Gparency already has investment commitments from 80 real estate investors, brokers, lawyers and lenders, according to Zlotowitz. He plans to bring in staff from Eastern Union, including the banking team, technical team, data team and his own team, and launch an app for customers to track their transactions.

Zlotowitz believes brokerage fees will continue to drop and some companies are looking to automate the process. So he decided that the best way to attract investment would be to start an independent business outside the Eastern Union. Zlotowitz has insisted that Gparency is separate and will not use it to sell Eastern Union services to clients.

“You can’t make a Netflix while you’re at Blockbuster,” Zlotowitz said. (The powerful Blockbuster once filed for bankruptcy in 2010 and has just one store; Netflix is ​​worth $ 283 billion.)

Zlotowitz was a partner of Meridian Capital before founding Eastern Union in 2001. Based somewhat incongruously in the Flatlands neighborhood of Brooklyn, Eastern Union is one of the largest players in commercial brokerage in New York with 60 brokers and an average of $ 5 billion in transactions per year. . The company also has offices in New Jersey, Maryland and Florida.

Last year, Eastern Union cut its fees on the Fannie Mae, Freddie Mac and CMBS refinance deals from 1% to 0.25% in an effort to compete nationally. After the reduction, nine brokers from the Eastern Union office in Howell, New Jersey, left and formed a new firm to compete with their old firm.

Eastern Union filed a lawsuit, claiming the brokers had violated their employment contracts, and the parties settled in May 2020.

It is not known whether Zlotowitz will remain on the Eastern Union board. Abraham Bergman, longtime Managing Director of Eastern Union, will become CEO and take on day-to-day responsibilities. Zlotowitz plans to step down in the coming weeks.

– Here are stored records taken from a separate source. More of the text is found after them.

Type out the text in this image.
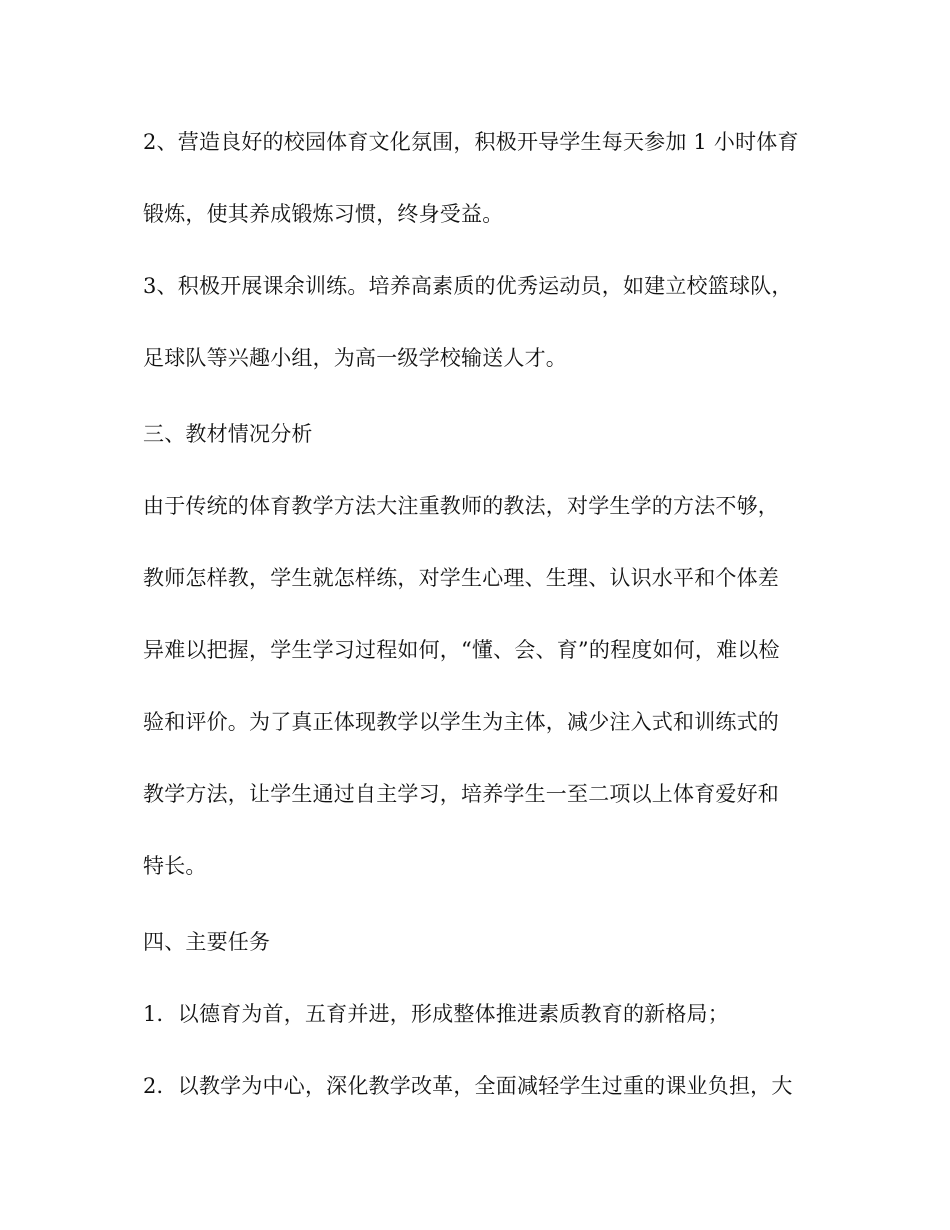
2、营造良好的校园体育文化氛围，积极开导学生每天参加 1 小时体育
锻炼，使其养成锻炼习惯，终身受益。
3、积极开展课余训练。培养高素质的优秀运动员，如建立校篮球队，
足球队等兴趣小组，为高一级学校输送人才。
三、教材情况分析
由于传统的体育教学方法大注重教师的教法，对学生学的方法不够，
教师怎样教，学生就怎样练，对学生心理、生理、认识水平和个体差
异难以把握，学生学习过程如何，“懂、会、育”的程度如何，难以检
验和评价。为了真正体现教学以学生为主体，减少注入式和训练式的
教学方法，让学生通过自主学习，培养学生一至二项以上体育爱好和
特长。
四、主要任务
1．以德育为首，五育并进，形成整体推进素质教育的新格局；
2．以教学为中心，深化教学改革，全面减轻学生过重的课业负担，大
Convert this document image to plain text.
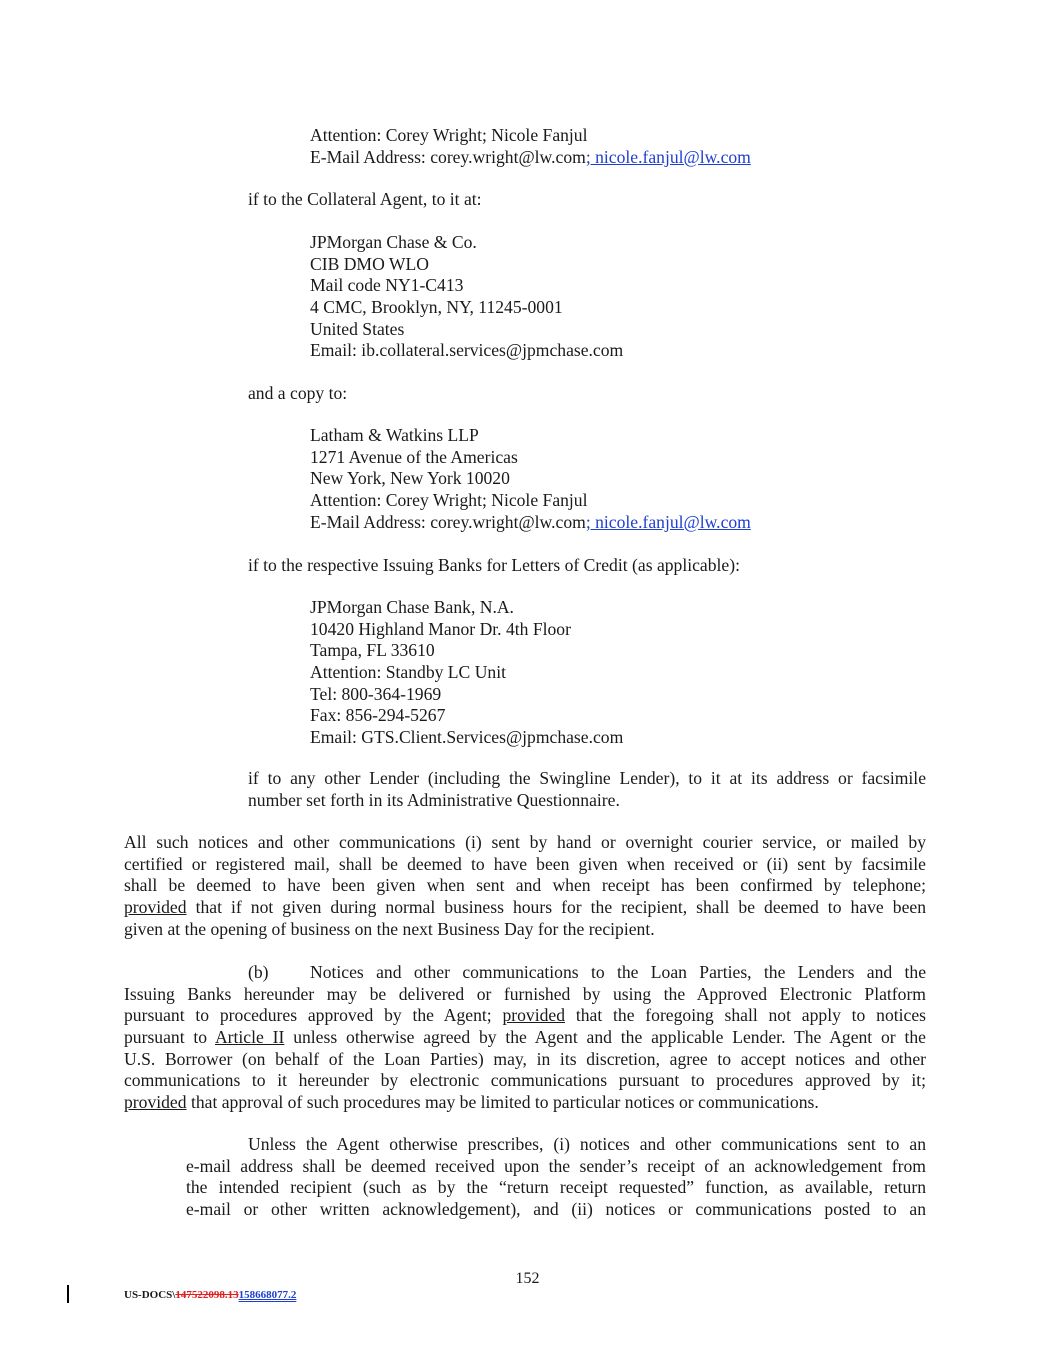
Attention: Corey Wright; Nicole Fanjul
E-Mail Address: corey.wright@lw.com; nicole.fanjul@lw.com
if to the Collateral Agent, to it at:
JPMorgan Chase & Co.
CIB DMO WLO
Mail code NY1-C413
4 CMC, Brooklyn, NY, 11245-0001
United States
Email: ib.collateral.services@jpmchase.com
and a copy to:
Latham & Watkins LLP
1271 Avenue of the Americas
New York, New York 10020
Attention: Corey Wright; Nicole Fanjul
E-Mail Address: corey.wright@lw.com; nicole.fanjul@lw.com
if to the respective Issuing Banks for Letters of Credit (as applicable):
JPMorgan Chase Bank, N.A.
10420 Highland Manor Dr. 4th Floor
Tampa, FL 33610
Attention: Standby LC Unit
Tel: 800-364-1969
Fax: 856-294-5267
Email: GTS.Client.Services@jpmchase.com
if to any other Lender (including the Swingline Lender), to it at its address or facsimile
number set forth in its Administrative Questionnaire.
All such notices and other communications (i) sent by hand or overnight courier service, or mailed by
certified or registered mail, shall be deemed to have been given when received or (ii) sent by facsimile
shall be deemed to have been given when sent and when receipt has been confirmed by telephone;
provided that if not given during normal business hours for the recipient, shall be deemed to have been
given at the opening of business on the next Business Day for the recipient.
(b) Notices and other communications to the Loan Parties, the Lenders and the
Issuing Banks hereunder may be delivered or furnished by using the Approved Electronic Platform
pursuant to procedures approved by the Agent; provided that the foregoing shall not apply to notices
pursuant to Article II unless otherwise agreed by the Agent and the applicable Lender. The Agent or the
U.S. Borrower (on behalf of the Loan Parties) may, in its discretion, agree to accept notices and other
communications to it hereunder by electronic communications pursuant to procedures approved by it;
provided that approval of such procedures may be limited to particular notices or communications.
Unless the Agent otherwise prescribes, (i) notices and other communications sent to an
e-mail address shall be deemed received upon the sender’s receipt of an acknowledgement from
the intended recipient (such as by the “return receipt requested” function, as available, return
e-mail or other written acknowledgement), and (ii) notices or communications posted to an
152
US-DOCS\147522098.13158668077.2
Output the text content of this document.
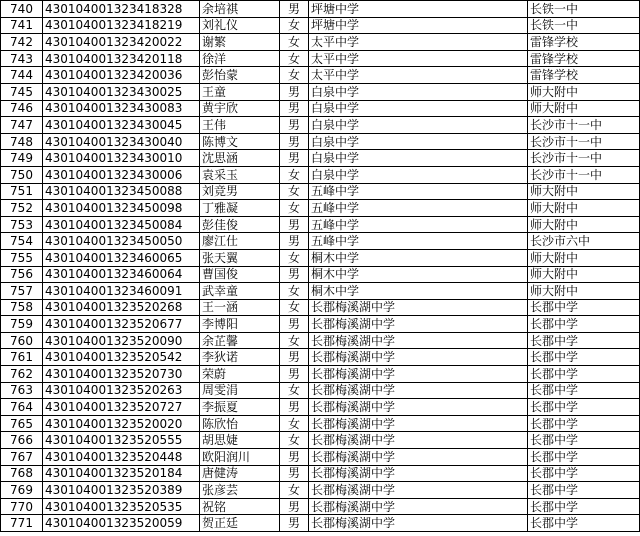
740	430104001323418328	余培祺	男	坪塘中学	长铁一中
741	430104001323418219	刘礼仪	女	坪塘中学	长铁一中
742	430104001323420022	谢繁	女	太平中学	雷锋学校
743	430104001323420118	徐洋	女	太平中学	雷锋学校
744	430104001323420036	彭怡蒙	女	太平中学	雷锋学校
745	430104001323430025	王童	男	白泉中学	师大附中
746	430104001323430083	黄宇欣	男	白泉中学	师大附中
747	430104001323430045	王伟	男	白泉中学	长沙市十一中
748	430104001323430040	陈博文	男	白泉中学	长沙市十一中
749	430104001323430010	沈思涵	男	白泉中学	长沙市十一中
750	430104001323430006	袁采玉	女	白泉中学	长沙市十一中
751	430104001323450088	刘竞男	女	五峰中学	师大附中
752	430104001323450098	丁雅凝	女	五峰中学	师大附中
753	430104001323450084	彭佳俊	男	五峰中学	师大附中
754	430104001323450050	廖江仕	男	五峰中学	长沙市六中
755	430104001323460065	张天翼	女	桐木中学	师大附中
756	430104001323460064	曹国俊	男	桐木中学	师大附中
757	430104001323460091	武幸童	女	桐木中学	师大附中
758	430104001323520268	王一涵	女	长郡梅溪湖中学	长郡中学
759	430104001323520677	李博阳	男	长郡梅溪湖中学	长郡中学
760	430104001323520090	余芷馨	女	长郡梅溪湖中学	长郡中学
761	430104001323520542	李狄诺	男	长郡梅溪湖中学	长郡中学
762	430104001323520730	荣蔚	男	长郡梅溪湖中学	长郡中学
763	430104001323520263	周雯涓	女	长郡梅溪湖中学	长郡中学
764	430104001323520727	李振夏	男	长郡梅溪湖中学	长郡中学
765	430104001323520020	陈欣怡	女	长郡梅溪湖中学	长郡中学
766	430104001323520555	胡思婕	女	长郡梅溪湖中学	长郡中学
767	430104001323520448	欧阳润川	男	长郡梅溪湖中学	长郡中学
768	430104001323520184	唐健涛	男	长郡梅溪湖中学	长郡中学
769	430104001323520389	张彦芸	女	长郡梅溪湖中学	长郡中学
770	430104001323520535	祝铭	男	长郡梅溪湖中学	长郡中学
771	430104001323520059	贺正廷	男	长郡梅溪湖中学	长郡中学
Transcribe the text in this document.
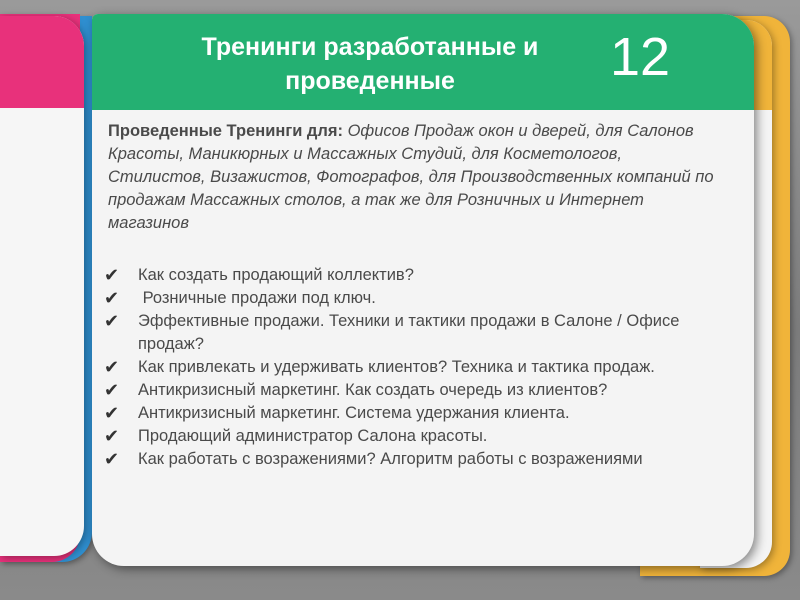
Тренинги разработанные и проведенные	12
Проведенные Тренинги для: Офисов Продаж окон и дверей, для Салонов Красоты, Маникюрных и Массажных Студий, для Косметологов, Стилистов, Визажистов, Фотографов, для Производственных компаний по продажам Массажных столов, а так же для Розничных и Интернет магазинов
✔	Как создать продающий коллектив?
✔	Розничные продажи под ключ.
✔	Эффективные продажи. Техники и тактики продажи в Салоне / Офисе продаж?
✔	Как привлекать и удерживать клиентов? Техника и тактика продаж.
✔	Антикризисный маркетинг. Как создать очередь из клиентов?
✔	Антикризисный маркетинг. Система удержания клиента.
✔	Продающий администратор Салона красоты.
✔	Как работать с возражениями? Алгоритм работы с возражениями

Gparency will offer customers two packages. For $ 2,500, Zlotowitz will recommend five banks for the customer’s transaction, estimate the interest rate they’ll get, email the banks an introduction, and follow up on quotes. All of this, plus negotiating the deal until the customer signs a condition sheet, will cost $ 5,000. For an additional $ 500 an hour, Zlotowitz said he would take the case to its conclusion.

“The market is going there anyway,” Zlotowitz said. “God willing, I could reach 20, 30, 40% of the market. I could do 10 times more business.

The traditional brokerage model, however, offers some incentives that Gparency does not. Brokers working on commission have a great financial motivation to go out and seek out as many offers as possible.

Bergman, for his part, does not see the business brokerage model becoming irrelevant. “There are customers who are going to need the type of product from Eastern Union,” he said.

Zlotowitz is one of the few players trying to disrupt the mortgage brokerage industry. New York-based Lev, who recently raised $ 30 million in Series A financing, uses data and automation to help building owners compare and secure financing. Investors included venture capital firm Greenspring Associates and First American Title.